JERUSALEM, March 13 (Reuters) - Israel’s Arava Power said on Tuesday it had received a provisional licence to build a large solar field in the Negev desert that will supply power to the Red Sea resort city of Eilat.
Arava said the field, with an investment of $150 million, should be completed in 2014 and have a capacity of 40 megawatts - one third of the electricity consumption of Eilat during daylight hours.
The photovoltaic solar installation will be built at Kibbutz Ketura, 50 km north of Eilat.
Arava said Eilat, as a major Israeli tourist city, has higher energy consumption in relation to its population compared with other urban areas.
“The supply of electricity generated by Arava Power’s large field will help reduce the city’s reliance on expensive diesel generators,” it said in a statement.
Last year, Arava, 40 percent owned by Siemens, unveiled a $30 million, 4.95 megawatt plant at Ketura in what it said would be the first of 50 power fields, with a capacity of 400 megawatts, that Arava plans to build in the desert by the end of 2014.
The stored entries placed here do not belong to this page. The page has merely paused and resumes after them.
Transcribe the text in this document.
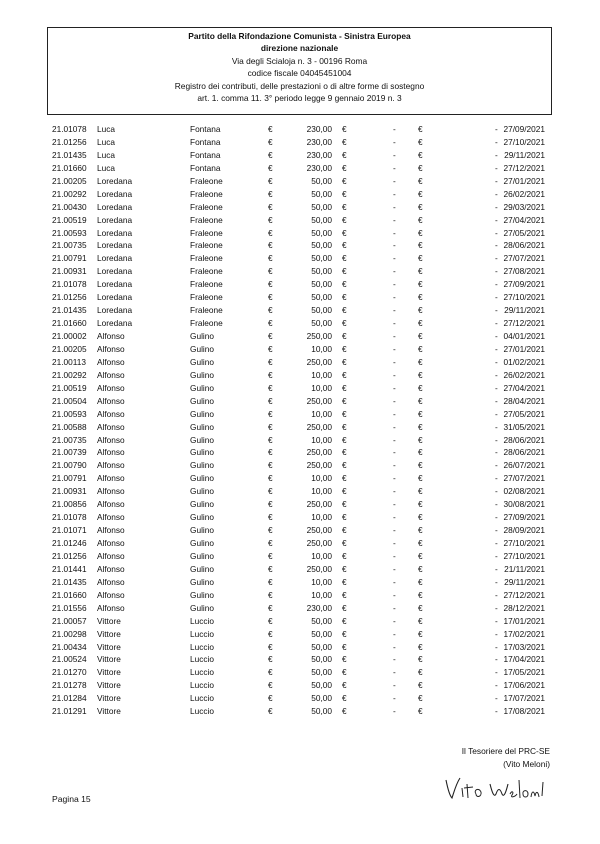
Partito della Rifondazione Comunista - Sinistra Europea
direzione nazionale
Via degli Scialoja n. 3 - 00196 Roma
codice fiscale 04045451004
Registro dei contributi, delle prestazioni o di altre forme di sostegno
art. 1. comma 11. 3° periodo legge 9 gennaio 2019 n. 3
21.01078 Luca	Fontana	€	230,00 €	-	€	- 27/09/2021
21.01256 Luca	Fontana	€	230,00 €	-	€	- 27/10/2021
21.01435 Luca	Fontana	€	230,00 €	-	€	- 29/11/2021
21.01660 Luca	Fontana	€	230,00 €	-	€	- 27/12/2021
21.00205 Loredana	Fraleone	€	50,00 €	-	€	- 27/01/2021
21.00292 Loredana	Fraleone	€	50,00 €	-	€	- 26/02/2021
21.00430 Loredana	Fraleone	€	50,00 €	-	€	- 29/03/2021
21.00519 Loredana	Fraleone	€	50,00 €	-	€	- 27/04/2021
21.00593 Loredana	Fraleone	€	50,00 €	-	€	- 27/05/2021
21.00735 Loredana	Fraleone	€	50,00 €	-	€	- 28/06/2021
21.00791 Loredana	Fraleone	€	50,00 €	-	€	- 27/07/2021
21.00931 Loredana	Fraleone	€	50,00 €	-	€	- 27/08/2021
21.01078 Loredana	Fraleone	€	50,00 €	-	€	- 27/09/2021
21.01256 Loredana	Fraleone	€	50,00 €	-	€	- 27/10/2021
21.01435 Loredana	Fraleone	€	50,00 €	-	€	- 29/11/2021
21.01660 Loredana	Fraleone	€	50,00 €	-	€	- 27/12/2021
21.00002 Alfonso	Gulino	€	250,00 €	-	€	- 04/01/2021
21.00205 Alfonso	Gulino	€	10,00 €	-	€	- 27/01/2021
21.00113 Alfonso	Gulino	€	250,00 €	-	€	- 01/02/2021
21.00292 Alfonso	Gulino	€	10,00 €	-	€	- 26/02/2021
21.00519 Alfonso	Gulino	€	10,00 €	-	€	- 27/04/2021
21.00504 Alfonso	Gulino	€	250,00 €	-	€	- 28/04/2021
21.00593 Alfonso	Gulino	€	10,00 €	-	€	- 27/05/2021
21.00588 Alfonso	Gulino	€	250,00 €	-	€	- 31/05/2021
21.00735 Alfonso	Gulino	€	10,00 €	-	€	- 28/06/2021
21.00739 Alfonso	Gulino	€	250,00 €	-	€	- 28/06/2021
21.00790 Alfonso	Gulino	€	250,00 €	-	€	- 26/07/2021
21.00791 Alfonso	Gulino	€	10,00 €	-	€	- 27/07/2021
21.00931 Alfonso	Gulino	€	10,00 €	-	€	- 02/08/2021
21.00856 Alfonso	Gulino	€	250,00 €	-	€	- 30/08/2021
21.01078 Alfonso	Gulino	€	10,00 €	-	€	- 27/09/2021
21.01071 Alfonso	Gulino	€	250,00 €	-	€	- 28/09/2021
21.01246 Alfonso	Gulino	€	250,00 €	-	€	- 27/10/2021
21.01256 Alfonso	Gulino	€	10,00 €	-	€	- 27/10/2021
21.01441 Alfonso	Gulino	€	250,00 €	-	€	- 21/11/2021
21.01435 Alfonso	Gulino	€	10,00 €	-	€	- 29/11/2021
21.01660 Alfonso	Gulino	€	10,00 €	-	€	- 27/12/2021
21.01556 Alfonso	Gulino	€	230,00 €	-	€	- 28/12/2021
21.00057 Vittore	Luccio	€	50,00 €	-	€	- 17/01/2021
21.00298 Vittore	Luccio	€	50,00 €	-	€	- 17/02/2021
21.00434 Vittore	Luccio	€	50,00 €	-	€	- 17/03/2021
21.00524 Vittore	Luccio	€	50,00 €	-	€	- 17/04/2021
21.01270 Vittore	Luccio	€	50,00 €	-	€	- 17/05/2021
21.01278 Vittore	Luccio	€	50,00 €	-	€	- 17/06/2021
21.01284 Vittore	Luccio	€	50,00 €	-	€	- 17/07/2021
21.01291 Vittore	Luccio	€	50,00 €	-	€	- 17/08/2021
Il Tesoriere del PRC-SE
(Vito Meloni)
Pagina 15
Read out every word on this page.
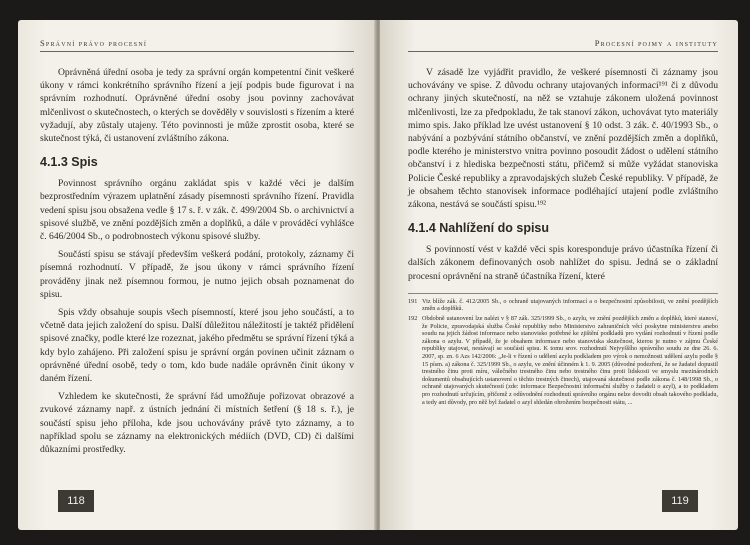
Správní právo procesní

Oprávněná úřední osoba je tedy za správní orgán kompetentní činit veškeré úkony v rámci konkrétního správního řízení a její podpis bude figurovat i na správním rozhodnutí. Oprávněné úřední osoby jsou povinny zachovávat mlčenlivost o skutečnostech, o kterých se dověděly v souvislosti s řízením a které vyžadují, aby zůstaly utajeny. Této povinnosti je může zprostit osoba, které se skutečnost týká, či ustanovení zvláštního zákona.

4.1.3 Spis

Povinnost správního orgánu zakládat spis v každé věci je dalším bezprostředním výrazem uplatnění zásady písemnosti správního řízení. Pravidla vedení spisu jsou obsažena vedle § 17 s. ř. v zák. č. 499/2004 Sb. o archivnictví a spisové službě, ve znění pozdějších změn a doplňků, a dále v prováděcí vyhlášce č. 646/2004 Sb., o podrobnostech výkonu spisové služby.

Součástí spisu se stávají především veškerá podání, protokoly, záznamy či písemná rozhodnutí. V případě, že jsou úkony v rámci správního řízení prováděny jinak než písemnou formou, je nutno jejich obsah poznamenat do spisu.

Spis vždy obsahuje soupis všech písemností, které jsou jeho součástí, a to včetně data jejich založení do spisu. Další důležitou náležitostí je taktéž přidělení spisové značky, podle které lze rozeznat, jakého předmětu se správní řízení týká a kdy bylo zahájeno. Při založení spisu je správní orgán povinen učinit záznam o oprávněné úřední osobě, tedy o tom, kdo bude nadále oprávněn činit úkony v daném řízení.

Vzhledem ke skutečnosti, že správní řád umožňuje pořizovat obrazové a zvukové záznamy např. z ústních jednání či místních šetření (§ 18 s. ř.), je součástí spisu jeho příloha, kde jsou uchovávány právě tyto záznamy, a to například spolu se záznamy na elektronických médiích (DVD, CD) či dalšími důkazními prostředky.

118
Procesní pojmy a instituty

V zásadě lze vyjádřit pravidlo, že veškeré písemnosti či záznamy jsou uchovávány ve spise. Z důvodu ochrany utajovaných informací¹⁹¹ či z důvodu ochrany jiných skutečností, na něž se vztahuje zákonem uložená povinnost mlčenlivosti, lze za předpokladu, že tak stanoví zákon, uchovávat tyto materiály mimo spis. Jako příklad lze uvést ustanovení § 10 odst. 3 zák. č. 40/1993 Sb., o nabývání a pozbývání státního občanství, ve znění pozdějších změn a doplňků, podle kterého je ministerstvo vnitra povinno posoudit žádost o udělení státního občanství i z hlediska bezpečnosti státu, přičemž si může vyžádat stanoviska Policie České republiky a zpravodajských služeb České republiky. V případě, že je obsahem těchto stanovisek informace podléhající utajení podle zvláštního zákona, nestává se součástí spisu.¹⁹²

4.1.4 Nahlížení do spisu

S povinností vést v každé věci spis koresponduje právo účastníka řízení či dalších zákonem definovaných osob nahlížet do spisu. Jedná se o základní procesní oprávnění na straně účastníka řízení, které

191 Viz blíže zák. č. 412/2005 Sb., o ochraně utajovaných informací a o bezpečnostní způsobilosti, ve znění pozdějších změn a doplňků.
192 Obdobně ustanovení lze nalézt v § 87 zák. 325/1999 Sb., o azylu, ve znění pozdějších změn a doplňků, které stanoví, že Policie, zpravodajská služba České republiky nebo Ministerstvo zahraničních věcí poskytne ministerstvu anebo soudu na jejich žádost informace nebo stanovisko potřebné ke zjištění podkladů pro vydání rozhodnutí v řízení podle zákona o azylu. V případě, že je obsahem informace nebo stanoviska skutečnost, kterou je nutno v zájmu České republiky utajovat, nestávají se součástí spisu. K tomu srov. rozhodnutí Nejvyššího správního soudu ze dne 26. 6. 2007, sp. zn. 6 Azs 142/2006: „Je-li v řízení o udělení azylu podkladem pro výrok o nemožnosti udělení azylu podle § 15 písm. a) zákona č. 325/1999 Sb., o azylu, ve znění účinném k 1. 9. 2005 (důvodné podezření, že se žadatel dopustil trestného činu proti míru, válečného trestného činu nebo trestného činu proti lidskosti ve smyslu mezinárodních dokumentů obsahujících ustanovení o těchto trestných činech), utajovaná skutečnost podle zákona č. 148/1998 Sb., o ochraně utajovaných skutečností (zde: informace Bezpečnostní informační služby o žadateli o azyl), a to podkladem pro rozhodnutí určujícím, přičemž z odůvodnění rozhodnutí správního orgánu nelze dovodit obsah takového podkladu, a tedy ani důvody, pro něž byl žadatel o azyl shledán ohrožením bezpečnosti státu, ...
119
Israel has set a goal of having 10 percent of the energy it consumes coming from renewable sources by 2020. There is still some disagreement within the government on how best to proceed, which could delay Arava’s plan.
“Over the next three summers and beyond, Israel is facing a severe energy crisis that is expected to cause continuous power outages,” said Yosef Abramowitz, co-founder and president of Arava Power.
“Increasing the price of energy and producing electricity from diesel and heavy fuels is a terrible solution for the Israeli public, especially since the government has a chance to develop clean, green energy. I hope this golden opportunity is not missed,” he said.